Mirror Descent Strikes Again: Optimal Stochastic Convex Optimization under Infinite Noise Variance
This work addresses robust optimization problems in statistics and machine learning where noise variance is unbounded, offering theoretical guarantees for practical algorithms.
The paper tackles stochastic convex optimization with infinite noise variance by analyzing Stochastic Mirror Descent with uniformly convex mirror maps, achieving convergence rates quantified in terms of iterations and problem parameters without explicit gradient clipping, and provides matching information-theoretic lower bounds.

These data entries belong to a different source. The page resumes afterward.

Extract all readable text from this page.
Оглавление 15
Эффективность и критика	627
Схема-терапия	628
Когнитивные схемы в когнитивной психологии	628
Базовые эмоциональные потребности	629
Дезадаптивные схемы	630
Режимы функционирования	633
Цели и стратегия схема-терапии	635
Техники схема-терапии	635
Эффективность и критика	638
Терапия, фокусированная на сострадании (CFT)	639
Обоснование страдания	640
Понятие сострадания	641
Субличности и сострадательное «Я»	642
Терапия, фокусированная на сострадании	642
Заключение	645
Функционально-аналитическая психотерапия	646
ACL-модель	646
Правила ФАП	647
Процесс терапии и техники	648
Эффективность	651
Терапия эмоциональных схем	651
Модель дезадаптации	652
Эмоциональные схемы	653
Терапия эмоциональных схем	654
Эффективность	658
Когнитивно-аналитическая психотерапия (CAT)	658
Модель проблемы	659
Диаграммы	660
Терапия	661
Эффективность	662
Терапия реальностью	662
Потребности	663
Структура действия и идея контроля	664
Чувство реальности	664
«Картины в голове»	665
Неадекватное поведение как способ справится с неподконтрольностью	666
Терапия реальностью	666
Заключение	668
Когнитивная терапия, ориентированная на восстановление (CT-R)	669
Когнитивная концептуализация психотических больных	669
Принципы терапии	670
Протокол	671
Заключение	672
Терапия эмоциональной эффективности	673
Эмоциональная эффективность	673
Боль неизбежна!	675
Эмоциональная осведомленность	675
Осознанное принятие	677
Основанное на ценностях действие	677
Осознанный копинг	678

We study stochastic convex optimization under infinite noise variance. Specifically, when the stochastic gradient is unbiased and has uniformly bounded $(1+κ)$-th moment, for some $κ\in (0,1]$, we quantify the convergence rate of the Stochastic Mirror Descent algorithm with a particular class of uniformly convex mirror maps, in terms of the number of iterations, dimensionality and related geometric parameters of the optimization problem. Interestingly this algorithm does not require any explicit gradient clipping or normalization, which have been extensively used in several recent empirical and theoretical works. We complement our convergence results with information-theoretic lower bounds showing that no other algorithm using only stochastic first-order oracles can achieve improved rates. Our results have several interesting consequences for devising online/streaming stochastic approximation algorithms for problems arising in robust statistics and machine learning.